David Miller, PTP is the Chief Development Officer at Foursquare ITP and has more than 22 years of diverse transportation planning experience. As a senior project manager, he applies this experience to transit planning projects of every scale in every operating environment. David’s track record includes projects that demonstrate operational improvements and an improved passenger experience. He specializes in corridor, regional, super-regional and statewide plans, and has a passion for bus priority and bus rapid transit.
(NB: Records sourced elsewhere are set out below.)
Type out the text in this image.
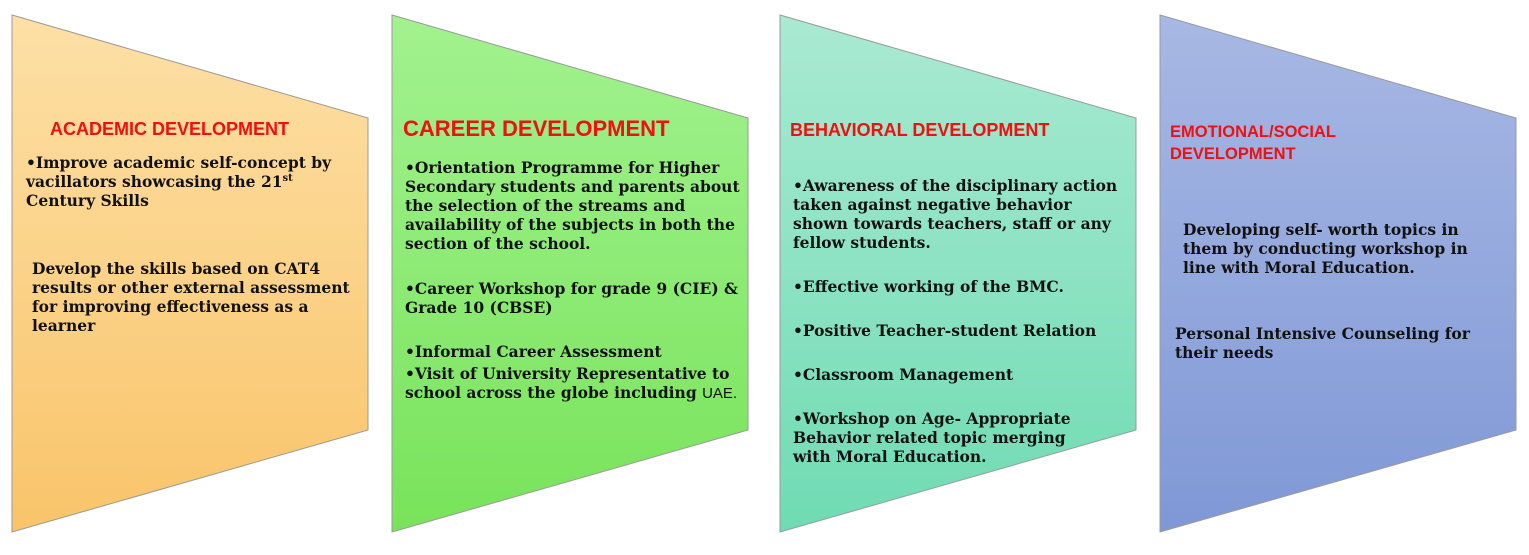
ACADEMIC DEVELOPMENT

•Improve academic self-concept by vacillators showcasing the 21st
Century Skills

Develop the skills based on CAT4 results or other external assessment for improving effectiveness as a learner

CAREER DEVELOPMENT

•Orientation Programme for Higher Secondary students and parents about the selection of the streams and availability of the subjects in both the section of the school.

•Career Workshop for grade 9 (CIE) & Grade 10 (CBSE)

•Informal Career Assessment

•Visit of University Representative to school across the globe including UAE.

BEHAVIORAL DEVELOPMENT

•Awareness of the disciplinary action taken against negative behavior shown towards teachers, staff or any fellow students.

•Effective working of the BMC.

•Positive Teacher-student Relation

•Classroom Management

•Workshop on Age- Appropriate Behavior related topic merging with Moral Education.

EMOTIONAL/SOCIAL
DEVELOPMENT

Developing self- worth topics in them by conducting workshop in line with Moral Education.

Personal Intensive Counseling for their needs
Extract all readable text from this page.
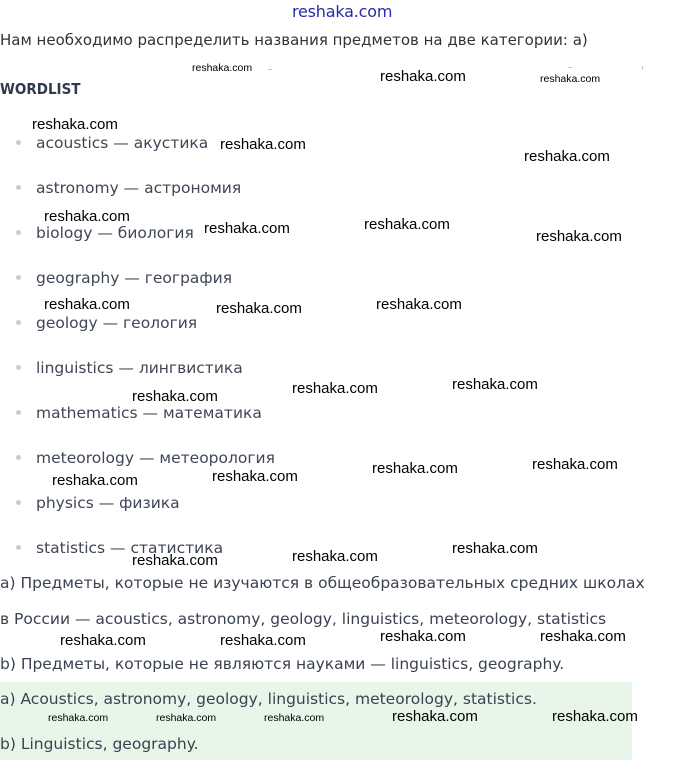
reshaka.com
Нам необходимо распределить названия предметов на две категории: а)
-	-	'
WORDLIST
acoustics — акустика
astronomy — астрономия
biology — биология
geography — география
geology — геология
linguistics — лингвистика
mathematics — математика
meteorology — метеорология
physics — физика
statistics — статистика
а) Предметы, которые не изучаются в общеобразовательных средних школах
в России — acoustics, astronomy, geology, linguistics, meteorology, statistics
b) Предметы, которые не являются науками — linguistics, geography.
a) Acoustics, astronomy, geology, linguistics, meteorology, statistics.
b) Linguistics, geography.
reshaka.com	reshaka.com	reshaka.com
reshaka.com
reshaka.com
reshaka.com
reshaka.com
reshaka.com	reshaka.com
reshaka.com
reshaka.com	reshaka.com	reshaka.com
reshaka.com	reshaka.com	reshaka.com
reshaka.com	reshaka.com
reshaka.com	reshaka.com
reshaka.com	reshaka.com
reshaka.com
reshaka.com	reshaka.com	reshaka.com	reshaka.com
reshaka.com	reshaka.com	reshaka.com	reshaka.com	reshaka.com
David’s transit experience includes transit development plans, transit vision plans, corridor studies, station access studies, the development of new or expanded transit services, and transit performance monitoring. These projects include a wide variety of both bus and rail modes, including fixed-route, microtransit, commuter bus, bus rapid transit, commuter rail, urban rail, and high speed rail. David has led Foursquare ITP’s technical analysis on several high visibility studies, including the Bus Transformation Project, a strategic vision for the future of bus in the Washington, DC region; the District Department of Transportation Bus Priority Plan and Program; and the ongoing Gwinnett County Georgia Transit Development Plan.

David specializes in developing context-sensitive multimodal transportation solutions that include public transportation as well as local, regional, and inter-regional infrastructure solutions through effective stakeholder outreach and inter-agency coordination. His extensive experience also includes working with travel demand models, land use planning and analysis, and environmental analysis in support of transportation projects.